Shape Shifters
The artful pruning known as topiary has captured imaginations for centuriesWe don't know who the first gardener was to look at a boxwood shrub and see its inner cube, but we do know that the urge to clip plants into pleasing shapes goes back a long way. Those first topiary artists also fostered something else—the abiding, perhaps the central, debate in garden design: Is it finer to control nature or merely to emulate it? Advocates of topiary laud not just the idea of plant sculpture, but the skill required to achieve and sustain it. Detractors have regarded topiary as pompous or at least childish.
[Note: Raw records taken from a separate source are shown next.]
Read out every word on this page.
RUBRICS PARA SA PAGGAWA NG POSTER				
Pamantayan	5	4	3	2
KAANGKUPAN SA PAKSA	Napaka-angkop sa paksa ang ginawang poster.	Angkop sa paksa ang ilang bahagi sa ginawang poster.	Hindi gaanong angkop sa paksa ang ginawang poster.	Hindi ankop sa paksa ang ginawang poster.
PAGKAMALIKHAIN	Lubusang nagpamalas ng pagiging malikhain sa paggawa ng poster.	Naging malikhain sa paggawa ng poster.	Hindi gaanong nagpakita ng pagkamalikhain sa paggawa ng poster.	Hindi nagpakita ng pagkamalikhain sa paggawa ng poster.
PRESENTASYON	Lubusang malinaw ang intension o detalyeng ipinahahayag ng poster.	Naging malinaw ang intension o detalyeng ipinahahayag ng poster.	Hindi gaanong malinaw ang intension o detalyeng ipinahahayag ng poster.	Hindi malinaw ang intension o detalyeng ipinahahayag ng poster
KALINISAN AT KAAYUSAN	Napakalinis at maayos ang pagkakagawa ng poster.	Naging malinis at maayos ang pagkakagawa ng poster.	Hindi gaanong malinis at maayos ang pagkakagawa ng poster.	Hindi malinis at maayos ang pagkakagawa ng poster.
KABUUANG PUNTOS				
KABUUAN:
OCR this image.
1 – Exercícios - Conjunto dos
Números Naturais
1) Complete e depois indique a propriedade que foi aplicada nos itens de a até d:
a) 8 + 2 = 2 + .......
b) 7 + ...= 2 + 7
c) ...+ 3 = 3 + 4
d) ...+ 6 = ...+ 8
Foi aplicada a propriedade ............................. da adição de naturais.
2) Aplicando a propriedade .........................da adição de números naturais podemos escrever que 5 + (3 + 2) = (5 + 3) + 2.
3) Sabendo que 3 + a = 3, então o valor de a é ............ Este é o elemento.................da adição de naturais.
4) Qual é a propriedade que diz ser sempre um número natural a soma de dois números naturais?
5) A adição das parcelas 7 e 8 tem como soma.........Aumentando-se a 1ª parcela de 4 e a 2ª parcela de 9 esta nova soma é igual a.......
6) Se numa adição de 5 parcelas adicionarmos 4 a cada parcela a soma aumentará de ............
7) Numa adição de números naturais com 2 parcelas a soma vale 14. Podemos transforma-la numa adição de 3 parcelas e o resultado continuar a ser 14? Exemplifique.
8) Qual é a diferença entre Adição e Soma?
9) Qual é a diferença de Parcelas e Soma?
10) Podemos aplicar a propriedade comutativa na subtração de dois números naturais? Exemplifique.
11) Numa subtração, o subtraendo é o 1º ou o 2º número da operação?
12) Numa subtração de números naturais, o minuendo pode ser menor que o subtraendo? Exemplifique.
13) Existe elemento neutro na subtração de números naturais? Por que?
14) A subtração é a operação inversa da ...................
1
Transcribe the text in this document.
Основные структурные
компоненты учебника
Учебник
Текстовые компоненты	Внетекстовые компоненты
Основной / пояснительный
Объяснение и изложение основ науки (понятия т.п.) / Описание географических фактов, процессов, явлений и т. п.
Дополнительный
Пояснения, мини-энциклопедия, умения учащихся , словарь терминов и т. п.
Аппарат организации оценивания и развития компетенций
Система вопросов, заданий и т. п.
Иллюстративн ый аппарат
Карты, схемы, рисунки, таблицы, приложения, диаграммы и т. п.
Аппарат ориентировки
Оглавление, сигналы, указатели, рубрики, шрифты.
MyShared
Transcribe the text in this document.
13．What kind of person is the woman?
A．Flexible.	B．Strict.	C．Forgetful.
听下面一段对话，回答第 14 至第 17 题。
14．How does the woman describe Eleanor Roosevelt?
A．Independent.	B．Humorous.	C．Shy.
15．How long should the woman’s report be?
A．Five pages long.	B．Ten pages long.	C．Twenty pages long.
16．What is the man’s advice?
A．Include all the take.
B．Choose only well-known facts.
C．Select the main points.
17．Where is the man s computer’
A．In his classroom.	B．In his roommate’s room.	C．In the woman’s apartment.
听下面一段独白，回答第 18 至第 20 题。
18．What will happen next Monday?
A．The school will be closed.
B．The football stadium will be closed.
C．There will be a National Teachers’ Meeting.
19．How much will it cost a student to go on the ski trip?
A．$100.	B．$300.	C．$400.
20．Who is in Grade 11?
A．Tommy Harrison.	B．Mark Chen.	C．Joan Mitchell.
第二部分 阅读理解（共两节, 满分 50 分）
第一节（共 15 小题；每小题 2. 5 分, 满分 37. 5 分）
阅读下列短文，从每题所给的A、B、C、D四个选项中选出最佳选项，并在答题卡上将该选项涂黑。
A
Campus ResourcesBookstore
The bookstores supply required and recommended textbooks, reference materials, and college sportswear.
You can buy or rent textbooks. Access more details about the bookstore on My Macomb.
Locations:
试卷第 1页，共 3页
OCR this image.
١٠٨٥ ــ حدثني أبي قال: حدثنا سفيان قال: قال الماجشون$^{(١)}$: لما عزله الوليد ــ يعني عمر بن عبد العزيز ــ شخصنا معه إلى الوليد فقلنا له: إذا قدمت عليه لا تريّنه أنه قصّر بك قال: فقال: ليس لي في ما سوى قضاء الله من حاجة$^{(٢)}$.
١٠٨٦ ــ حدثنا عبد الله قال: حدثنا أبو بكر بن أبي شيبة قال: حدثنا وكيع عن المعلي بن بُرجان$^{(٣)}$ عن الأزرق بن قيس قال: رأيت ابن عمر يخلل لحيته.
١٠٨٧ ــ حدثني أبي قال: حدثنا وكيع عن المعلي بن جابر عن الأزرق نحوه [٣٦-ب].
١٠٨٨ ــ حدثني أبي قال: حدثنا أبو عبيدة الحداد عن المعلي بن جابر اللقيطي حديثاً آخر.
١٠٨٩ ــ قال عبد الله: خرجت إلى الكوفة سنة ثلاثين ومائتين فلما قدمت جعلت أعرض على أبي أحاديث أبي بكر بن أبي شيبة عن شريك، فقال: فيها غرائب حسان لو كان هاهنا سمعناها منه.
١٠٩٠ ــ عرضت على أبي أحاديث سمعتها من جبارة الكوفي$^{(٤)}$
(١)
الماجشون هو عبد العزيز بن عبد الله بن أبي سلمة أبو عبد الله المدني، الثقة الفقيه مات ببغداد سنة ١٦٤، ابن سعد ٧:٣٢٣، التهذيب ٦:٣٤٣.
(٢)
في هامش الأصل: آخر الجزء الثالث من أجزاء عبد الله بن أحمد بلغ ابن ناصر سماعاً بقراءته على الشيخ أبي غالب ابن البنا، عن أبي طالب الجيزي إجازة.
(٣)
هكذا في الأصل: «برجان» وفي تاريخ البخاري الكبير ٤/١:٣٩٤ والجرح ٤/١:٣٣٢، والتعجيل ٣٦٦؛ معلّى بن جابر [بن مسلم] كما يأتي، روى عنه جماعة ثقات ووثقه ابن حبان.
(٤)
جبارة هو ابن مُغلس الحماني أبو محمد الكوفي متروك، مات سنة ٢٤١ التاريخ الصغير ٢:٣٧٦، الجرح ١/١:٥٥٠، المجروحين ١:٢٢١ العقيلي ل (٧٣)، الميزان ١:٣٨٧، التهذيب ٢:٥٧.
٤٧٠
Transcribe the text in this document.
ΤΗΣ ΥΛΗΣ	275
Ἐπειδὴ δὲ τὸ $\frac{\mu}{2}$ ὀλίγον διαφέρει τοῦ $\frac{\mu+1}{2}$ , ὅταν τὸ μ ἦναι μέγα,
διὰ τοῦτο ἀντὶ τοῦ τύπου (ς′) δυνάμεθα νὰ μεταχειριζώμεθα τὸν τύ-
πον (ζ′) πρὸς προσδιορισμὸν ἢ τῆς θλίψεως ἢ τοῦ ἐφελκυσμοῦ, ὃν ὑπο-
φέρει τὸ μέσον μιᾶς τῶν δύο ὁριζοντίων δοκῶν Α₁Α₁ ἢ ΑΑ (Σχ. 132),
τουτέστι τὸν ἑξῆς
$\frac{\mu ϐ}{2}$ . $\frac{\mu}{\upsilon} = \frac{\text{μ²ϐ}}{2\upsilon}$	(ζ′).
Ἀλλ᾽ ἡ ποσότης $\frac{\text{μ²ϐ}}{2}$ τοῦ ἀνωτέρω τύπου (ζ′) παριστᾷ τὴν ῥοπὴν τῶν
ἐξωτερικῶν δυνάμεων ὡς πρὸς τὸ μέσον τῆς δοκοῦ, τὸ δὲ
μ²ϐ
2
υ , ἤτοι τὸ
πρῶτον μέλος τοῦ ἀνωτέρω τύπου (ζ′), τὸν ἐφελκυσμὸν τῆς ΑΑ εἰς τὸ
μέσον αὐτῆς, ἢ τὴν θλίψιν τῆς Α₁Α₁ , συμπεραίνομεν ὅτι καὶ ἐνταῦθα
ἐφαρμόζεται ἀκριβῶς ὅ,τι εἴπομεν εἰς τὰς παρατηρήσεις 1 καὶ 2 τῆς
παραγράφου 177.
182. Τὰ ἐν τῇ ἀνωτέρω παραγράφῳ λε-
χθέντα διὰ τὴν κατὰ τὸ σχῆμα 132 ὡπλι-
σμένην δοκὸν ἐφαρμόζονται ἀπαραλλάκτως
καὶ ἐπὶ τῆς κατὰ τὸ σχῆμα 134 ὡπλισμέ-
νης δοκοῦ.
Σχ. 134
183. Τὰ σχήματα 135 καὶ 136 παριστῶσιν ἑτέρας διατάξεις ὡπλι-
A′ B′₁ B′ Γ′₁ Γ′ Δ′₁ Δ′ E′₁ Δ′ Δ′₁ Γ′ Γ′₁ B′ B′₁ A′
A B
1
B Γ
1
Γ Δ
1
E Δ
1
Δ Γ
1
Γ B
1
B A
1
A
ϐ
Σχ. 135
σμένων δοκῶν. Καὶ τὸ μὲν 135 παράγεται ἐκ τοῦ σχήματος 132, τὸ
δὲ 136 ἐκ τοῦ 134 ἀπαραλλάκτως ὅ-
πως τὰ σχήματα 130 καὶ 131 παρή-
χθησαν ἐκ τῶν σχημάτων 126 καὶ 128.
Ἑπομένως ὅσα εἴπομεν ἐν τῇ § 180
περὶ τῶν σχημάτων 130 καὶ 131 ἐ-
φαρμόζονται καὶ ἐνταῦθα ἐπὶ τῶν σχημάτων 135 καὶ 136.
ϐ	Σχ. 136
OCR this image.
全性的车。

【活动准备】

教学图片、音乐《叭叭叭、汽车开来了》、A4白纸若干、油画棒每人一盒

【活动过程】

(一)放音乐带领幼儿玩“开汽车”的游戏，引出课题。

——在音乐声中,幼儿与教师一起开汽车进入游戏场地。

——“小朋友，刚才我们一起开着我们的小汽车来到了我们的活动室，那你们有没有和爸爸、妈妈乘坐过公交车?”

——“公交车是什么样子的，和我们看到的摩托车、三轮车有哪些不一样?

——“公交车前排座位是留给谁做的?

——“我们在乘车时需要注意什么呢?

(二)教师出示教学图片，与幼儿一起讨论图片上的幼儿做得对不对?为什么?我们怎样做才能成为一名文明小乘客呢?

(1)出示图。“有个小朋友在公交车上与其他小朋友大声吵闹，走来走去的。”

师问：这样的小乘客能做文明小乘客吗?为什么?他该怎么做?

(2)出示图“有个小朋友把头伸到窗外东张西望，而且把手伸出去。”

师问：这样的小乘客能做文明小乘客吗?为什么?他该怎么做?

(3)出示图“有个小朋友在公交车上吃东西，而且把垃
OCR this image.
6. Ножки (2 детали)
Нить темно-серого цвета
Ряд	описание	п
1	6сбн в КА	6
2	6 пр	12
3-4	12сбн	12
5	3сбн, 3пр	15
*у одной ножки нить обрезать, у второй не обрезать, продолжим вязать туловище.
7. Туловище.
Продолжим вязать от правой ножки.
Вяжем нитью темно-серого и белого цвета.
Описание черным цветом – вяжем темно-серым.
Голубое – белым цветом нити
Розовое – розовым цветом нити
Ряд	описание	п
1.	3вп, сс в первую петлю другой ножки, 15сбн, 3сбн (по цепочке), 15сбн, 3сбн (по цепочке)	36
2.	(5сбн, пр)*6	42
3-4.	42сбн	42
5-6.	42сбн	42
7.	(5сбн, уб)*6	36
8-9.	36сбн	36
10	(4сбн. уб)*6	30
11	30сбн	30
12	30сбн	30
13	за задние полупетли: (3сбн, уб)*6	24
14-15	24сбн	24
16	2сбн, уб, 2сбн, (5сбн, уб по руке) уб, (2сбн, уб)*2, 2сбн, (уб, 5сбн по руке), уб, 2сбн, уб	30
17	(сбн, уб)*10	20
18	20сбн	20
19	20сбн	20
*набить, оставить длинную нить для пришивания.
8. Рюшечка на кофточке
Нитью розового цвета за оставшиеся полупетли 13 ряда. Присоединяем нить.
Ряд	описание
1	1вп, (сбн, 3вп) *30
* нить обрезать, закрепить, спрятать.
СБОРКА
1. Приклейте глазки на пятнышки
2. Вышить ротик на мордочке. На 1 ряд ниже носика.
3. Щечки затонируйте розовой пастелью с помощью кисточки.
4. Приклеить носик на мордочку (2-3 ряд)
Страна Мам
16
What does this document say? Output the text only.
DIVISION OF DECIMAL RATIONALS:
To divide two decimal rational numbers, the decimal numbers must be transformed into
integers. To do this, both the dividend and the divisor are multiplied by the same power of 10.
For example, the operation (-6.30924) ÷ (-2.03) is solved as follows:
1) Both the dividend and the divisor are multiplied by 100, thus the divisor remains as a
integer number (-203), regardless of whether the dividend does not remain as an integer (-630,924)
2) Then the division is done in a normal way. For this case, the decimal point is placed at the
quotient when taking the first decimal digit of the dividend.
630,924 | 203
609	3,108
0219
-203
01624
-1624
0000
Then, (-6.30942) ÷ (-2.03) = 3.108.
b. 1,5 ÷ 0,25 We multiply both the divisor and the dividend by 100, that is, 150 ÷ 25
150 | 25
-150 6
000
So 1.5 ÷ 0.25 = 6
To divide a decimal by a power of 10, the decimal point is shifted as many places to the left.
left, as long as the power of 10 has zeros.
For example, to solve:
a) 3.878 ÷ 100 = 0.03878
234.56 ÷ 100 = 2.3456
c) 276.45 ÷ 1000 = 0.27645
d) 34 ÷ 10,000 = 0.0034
Photo by: Denis Vrublevski/Shutterstock.
To purists, topiary is the training of vegetation, usually broadleaf evergreens or conifers, into geometric or representative forms. Often this involves growing selected shoots on wire armatures. Pliny the Elder, in the first century a.d., observed topiary hunting scenes, armadas, and other plants “clipped into innumerable shapes,” including letters spelling the gardener's or master's name. In Japan, clipped shrubbery took its own iconic shapes, as cloud-pruned azaleas or, in temple gardens, as deities.
In addition to box, the Romans used cypress, too tender for northern Europeans, who turned to yew, which went on to become the dominant material in New World topiary gardens, such as the one at Longwood Gardens in southeastern Pennsylvania. There, approximately 50 topiaries are clipped in summer, after the annual spring flush. This permits gardeners to keep the topiaries well formed while using new growth to fill in gaps caused by winter storms.
As formal gardens reached their zenith in the palace gardens of 17th-century France, topiary became an integral element of this almost sacred homage to the rationality of mathematics. But who likes math? For English polemicists like Alexander Pope, the yew obelisk served as a lightning rod. He spoofed a sale notice of topiary, a “catalogue of greens” that included “The Tower of Babel not yet finished…A pair of Giants, stunted, to be sold cheap” and a “quickset Hog, shot up into a Porcupine, by being forgot a week in rainy Weather.”
Or as his contemporary Joseph Addison wrote, “We see the marks of the Scissars upon every Plant and Bush.”
If topiary again became unfashionable in our time, it was because of practical, not ideological, reasons: Topiary didn't mesh with cultural shifts to transience and impatience. It takes several years to hatch a green peacock, and an annual clipping to stop it from turning into a hairy squirrel. But topiary never went away, and in many gardens, the art form is enjoying a 21st-century revival.
Contemporary landscape architects like Jacques Wirtz and Erik Dhont in Belgium and Dutch garden designer Piet Oudolf sculpt hedges with a topiary-like sensibility. For Oudolf, who famously goes to town with herbaceous plants, it is the clipped forms that become an essential counterpoint to the dancing grasses and perennials. “It's the tension between the two that fascinates me,” he says. Topiary, he maintains, is a relevant landscape feature that is not at all stuck in the past. “Control is something deep in human beings,” he says. “Topiary will always be there. It's the ultimate form of control.”